The crew is mostly made up of entirely new heroes. During a gameplay mission, I see their dynamic in action as a crew of piloted mechs spreads out around an objective-filled area while chattering over their radios. Though those characters are invented, Clans will still draw heavily from the existing BattleTech universe. For instance, Sarah Weaver is an important character in the story.

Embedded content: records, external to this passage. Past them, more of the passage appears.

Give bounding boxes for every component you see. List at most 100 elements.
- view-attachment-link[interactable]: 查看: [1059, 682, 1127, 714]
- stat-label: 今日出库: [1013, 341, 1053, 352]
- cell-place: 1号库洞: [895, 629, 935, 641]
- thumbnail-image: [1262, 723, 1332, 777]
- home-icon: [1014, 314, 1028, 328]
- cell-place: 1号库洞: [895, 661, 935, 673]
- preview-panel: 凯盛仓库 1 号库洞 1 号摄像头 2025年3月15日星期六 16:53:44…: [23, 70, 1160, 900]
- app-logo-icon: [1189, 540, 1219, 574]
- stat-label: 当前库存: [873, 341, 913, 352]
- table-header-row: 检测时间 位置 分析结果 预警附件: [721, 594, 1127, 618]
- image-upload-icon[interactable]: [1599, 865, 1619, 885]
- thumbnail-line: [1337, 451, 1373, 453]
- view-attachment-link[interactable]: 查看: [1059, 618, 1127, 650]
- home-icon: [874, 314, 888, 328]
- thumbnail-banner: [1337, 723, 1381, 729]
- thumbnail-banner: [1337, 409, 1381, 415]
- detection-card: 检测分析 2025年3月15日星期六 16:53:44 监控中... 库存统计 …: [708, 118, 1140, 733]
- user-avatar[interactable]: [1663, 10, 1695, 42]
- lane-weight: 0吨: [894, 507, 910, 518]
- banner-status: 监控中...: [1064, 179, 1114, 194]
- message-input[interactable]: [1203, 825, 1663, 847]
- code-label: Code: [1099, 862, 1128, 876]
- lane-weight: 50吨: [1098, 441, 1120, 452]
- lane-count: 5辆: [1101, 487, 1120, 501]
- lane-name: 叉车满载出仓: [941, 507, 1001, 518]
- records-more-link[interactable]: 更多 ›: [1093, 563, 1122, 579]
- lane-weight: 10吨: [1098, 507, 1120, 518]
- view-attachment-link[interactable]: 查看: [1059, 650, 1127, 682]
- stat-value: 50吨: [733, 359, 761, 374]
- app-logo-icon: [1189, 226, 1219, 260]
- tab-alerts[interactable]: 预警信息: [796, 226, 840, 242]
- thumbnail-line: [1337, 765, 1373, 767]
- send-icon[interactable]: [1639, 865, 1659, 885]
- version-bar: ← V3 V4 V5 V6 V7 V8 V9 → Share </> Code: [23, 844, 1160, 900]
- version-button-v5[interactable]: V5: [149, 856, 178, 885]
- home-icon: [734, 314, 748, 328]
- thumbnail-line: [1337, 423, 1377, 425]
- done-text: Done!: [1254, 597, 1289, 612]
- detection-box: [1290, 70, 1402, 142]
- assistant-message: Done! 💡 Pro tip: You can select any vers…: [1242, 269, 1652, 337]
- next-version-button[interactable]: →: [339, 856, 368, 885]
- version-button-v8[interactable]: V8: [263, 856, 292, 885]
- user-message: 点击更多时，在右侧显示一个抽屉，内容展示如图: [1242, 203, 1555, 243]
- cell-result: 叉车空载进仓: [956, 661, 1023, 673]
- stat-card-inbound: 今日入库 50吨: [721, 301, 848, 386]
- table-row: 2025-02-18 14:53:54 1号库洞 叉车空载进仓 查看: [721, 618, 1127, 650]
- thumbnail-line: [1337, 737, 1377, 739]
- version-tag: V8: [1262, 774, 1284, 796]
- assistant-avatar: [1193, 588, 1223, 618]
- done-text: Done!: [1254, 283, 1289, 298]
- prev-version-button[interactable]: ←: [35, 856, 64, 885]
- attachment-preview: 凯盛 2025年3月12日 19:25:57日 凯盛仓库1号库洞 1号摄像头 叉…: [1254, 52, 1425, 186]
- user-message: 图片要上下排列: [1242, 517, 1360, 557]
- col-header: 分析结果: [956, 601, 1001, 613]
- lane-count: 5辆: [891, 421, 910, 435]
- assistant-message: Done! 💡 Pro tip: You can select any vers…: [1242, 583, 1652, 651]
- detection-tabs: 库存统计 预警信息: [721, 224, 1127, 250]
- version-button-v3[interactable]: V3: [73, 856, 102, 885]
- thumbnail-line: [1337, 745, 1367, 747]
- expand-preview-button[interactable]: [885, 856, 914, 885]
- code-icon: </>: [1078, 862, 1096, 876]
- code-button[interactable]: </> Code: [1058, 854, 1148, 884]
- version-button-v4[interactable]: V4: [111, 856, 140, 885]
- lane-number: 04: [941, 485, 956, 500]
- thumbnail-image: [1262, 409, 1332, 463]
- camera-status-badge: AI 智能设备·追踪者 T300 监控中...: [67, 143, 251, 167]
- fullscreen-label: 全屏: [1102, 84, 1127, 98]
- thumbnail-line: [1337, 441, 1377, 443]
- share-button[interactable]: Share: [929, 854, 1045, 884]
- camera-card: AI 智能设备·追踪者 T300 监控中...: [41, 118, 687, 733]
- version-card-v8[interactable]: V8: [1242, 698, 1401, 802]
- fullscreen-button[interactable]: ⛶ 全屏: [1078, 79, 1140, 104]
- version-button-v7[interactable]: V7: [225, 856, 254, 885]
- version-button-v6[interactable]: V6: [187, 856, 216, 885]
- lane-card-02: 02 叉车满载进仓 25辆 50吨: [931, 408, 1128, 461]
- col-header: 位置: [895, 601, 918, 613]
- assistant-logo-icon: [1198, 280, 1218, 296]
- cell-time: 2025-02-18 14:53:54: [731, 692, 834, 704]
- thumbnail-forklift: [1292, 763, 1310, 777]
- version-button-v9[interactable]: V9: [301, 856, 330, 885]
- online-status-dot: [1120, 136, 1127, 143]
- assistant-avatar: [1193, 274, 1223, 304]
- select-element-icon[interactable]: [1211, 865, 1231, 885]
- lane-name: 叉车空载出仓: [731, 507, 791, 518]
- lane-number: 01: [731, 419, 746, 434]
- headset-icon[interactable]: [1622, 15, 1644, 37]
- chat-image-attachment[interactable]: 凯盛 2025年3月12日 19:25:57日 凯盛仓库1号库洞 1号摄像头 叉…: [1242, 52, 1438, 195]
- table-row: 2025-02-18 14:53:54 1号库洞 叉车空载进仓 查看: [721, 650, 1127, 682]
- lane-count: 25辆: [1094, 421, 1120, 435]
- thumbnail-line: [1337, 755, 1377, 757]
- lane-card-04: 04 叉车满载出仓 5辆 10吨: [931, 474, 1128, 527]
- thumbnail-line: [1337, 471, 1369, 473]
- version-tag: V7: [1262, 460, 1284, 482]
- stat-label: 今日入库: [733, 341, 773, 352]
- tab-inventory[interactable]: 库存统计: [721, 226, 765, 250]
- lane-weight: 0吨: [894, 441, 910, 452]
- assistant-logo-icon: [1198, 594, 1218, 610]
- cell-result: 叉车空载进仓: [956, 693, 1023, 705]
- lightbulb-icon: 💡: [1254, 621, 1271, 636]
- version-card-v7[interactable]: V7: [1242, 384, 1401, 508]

While that modern approach to narrative is new for the series, gameplay doesn’t seem to have changed too much. The gameplay I saw had a group of mechs moving from objective to objective in a desert. They’d scan objects, shoot enemy bots, and perform a thrilling rescue after some pilots get hit with a surprise attack. And, of course, the series’ signature mecha customization will return, with the developers saying that it’s using the same kind of suite that was in MechWarrior 5: Mercenaries.

Though players only play as one pilot, the squad setup plays an important role in gameplay. Players can call up a radial menu at any point and issue commands to their five computer-controlled teammates. They can also flip into a top-down view, drag to select multiple squad members, and click a point on the map to direct them. Features like that play up the teamwork aspect that’s central to the story.

A battle grid is shown in MechWarrior 5: Clans.
Piranha Games Inc.

MechWarior 5: Clans feels like the right mecha game for the genre’s current moment. Longtime fans will get a deeper dive into the BattleTech universe’s lore, while newcomers will get an approachable entry point to the series thanks to its more direct storytelling. And Clans delivers all of that without sacrificing the one thing that really matters: big bots with big guns.

MechWarrior 5: Clans launches in 2024 for PlayStation, Xbox, and PC.